The Post Bank’s legal standing now is that
it can take deposits but is not allowed to lend money. Barnes had thought the
licence would be granted quickly. However, two and a half years later, the
application is still stuck with the Reserve Bank.
While there
were legal technicalities that needed addressing – such as amending the Banks
Act to allow state-owned companies to engage in banking – the truth is that the
Treasury and the Bank balked at the idea that the Post Office should be able to
lend money.
Not only was
the banking licence idea not enthusiastically received, but Barnes’s appeals to
the government for funding to solve some of the company’s most dire problems –
leaking roofs and broken windows – fell on deaf ears.
"It
soon became clear to me that the Post Office is going to be kept but not
invested in. We were not a priority budget. In fact, we were regarded as a
replaceable service," he says.
A year
later, Barnes changed tack. "I said we are not a Post Office; we are a
collection of irreplaceable state infrastructure that could never be replicated
today. Nobody could roll out today what the Post Office already has.
"Why
can’t we collect all monies and pay all the monies on behalf of
government?"
The next 18
months were "a war of high resistance" against the department of
social development to win government support for the Post Office to distribute
social grants. The idea was that instead of allowing the private sector to
profit off social grants, "we could invest in infrastructure that
government owns already. As more government services come to the Post Office,
the Post Office will become more competitive."
Treasury was
sceptical and social development officials and their minister, Bathabile Dlamini,
seemed set on keeping the social grants contract with CPS.
And then,
after no movement for months, the logjam was broken and in December 2017 the
Post Office was quite suddenly placed on the spot and asked to gear up to pay
social grants.
"There
were some turning points — the change in government helped and we got a new
minister. It also helped that Nkosazana Dlamini-Zuma was the head of the
interministerial committee set up to deal with the problem. She is a person who
makes decisions based on facts," says Barnes.
At first,
the plan had been that the Post Office would run only the electronic payments
and the Social Security Agency of SA (Sassa) would put out a tender for the
cash payments.
However, in
May 2018, the tender to do cash payments was cancelled by social development
minister Susan Shabangu. The Post Office had to scramble to gear up within a
matter of months to pay 17-million grants with a value of R160bn a year.
Month one —
July – was pretty disastrous as the Post Office’s digital infrastructure was
simply unable to cope with the millions of transactions that needed to be
processed on the first few days of the month.
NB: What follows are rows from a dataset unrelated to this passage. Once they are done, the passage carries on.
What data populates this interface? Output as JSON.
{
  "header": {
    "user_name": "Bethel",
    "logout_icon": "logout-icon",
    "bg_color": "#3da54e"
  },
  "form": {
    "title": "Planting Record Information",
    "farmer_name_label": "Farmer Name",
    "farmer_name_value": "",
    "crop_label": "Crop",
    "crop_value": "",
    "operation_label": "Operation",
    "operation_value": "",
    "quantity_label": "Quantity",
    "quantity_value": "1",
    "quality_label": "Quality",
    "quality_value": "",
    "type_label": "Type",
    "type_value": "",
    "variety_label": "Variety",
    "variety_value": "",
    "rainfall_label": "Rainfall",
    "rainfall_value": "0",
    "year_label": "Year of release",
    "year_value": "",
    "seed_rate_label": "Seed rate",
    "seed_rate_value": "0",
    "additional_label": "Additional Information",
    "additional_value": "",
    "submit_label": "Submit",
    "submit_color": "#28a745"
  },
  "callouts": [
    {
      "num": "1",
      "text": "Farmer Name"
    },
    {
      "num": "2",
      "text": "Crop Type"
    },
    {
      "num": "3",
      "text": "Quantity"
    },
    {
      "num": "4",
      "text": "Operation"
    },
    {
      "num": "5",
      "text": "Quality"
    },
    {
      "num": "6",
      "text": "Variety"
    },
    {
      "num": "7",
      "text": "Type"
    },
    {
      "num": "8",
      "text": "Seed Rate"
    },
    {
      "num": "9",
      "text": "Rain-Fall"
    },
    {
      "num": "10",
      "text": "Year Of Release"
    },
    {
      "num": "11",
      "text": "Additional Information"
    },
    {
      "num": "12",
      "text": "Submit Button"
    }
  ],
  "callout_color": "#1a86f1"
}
Investments in technology, paid
for partly by Sassa and done in partnership with Telkom, were hastily done.
While in July the Post Office could process only 15 transactions per second, by
August it could do 200.
By the time
August had come and gone, Treasury’s stance had switched to one of cautious
support. The Black Sash, a human rights lobby group charged with monitoring the
grant payment process, also came out in support, even though "it was not
plain sailing", they said.
Most
significantly, though, was that Dlamini-Zuma gave the Post Office a strong vote
of confidence. While the idea had been that the infrastructure for the payment
system would be owned by and hence returned to Sassa after five years, she
motivated that the systems that were being invested in become the property of
the Post Office.
To help fund
the gearing-up to pay grants and to stave off creditors, Barnes dipped into the
reserves of the Post Bank. Everything from forklifts to delivery vehicles to
office space was being seized by creditors. Stamps could not be printed and
offices ran out of paper.
Barnes had
earlier appealed to telecommunications & postal services minister Siyabonga
Cwele to make use of the Post Bank’s reserves as an emergency measure. Cwele
declined, arguing that when this had been done in 2003, the Post Office had
given the Treasury an undertaking that it would never happen again.
However, as
pressure built and the prospect of 11 million new customers loomed, Barnes went
ahead and used the Post Bank funds anyway.
Barnes is
adamant it was all by the book. He says the Post Bank is a subsidiary of the
Post Office. The funds were transferred with the full permission of the Post
Office board, signed for by Barnes and another signatory to the account, also a
Post Office executive. Cwele, however, was furious. "I was angry. I told
him they were stealing the money…. I understand that they had creditors, but it
does not mean that when you are hungry you are justified to steal," he
says.
In Barnes’s
plan, though, this was not just about getting the bills paid. The social grant
contract was to be the Post Office’s ticket out of the past and into the
future.
"In
two-and-a-half years from now, we will be making R1bn in profit. Last year,
this was not a sustainable business; this year, it is," Barnes says.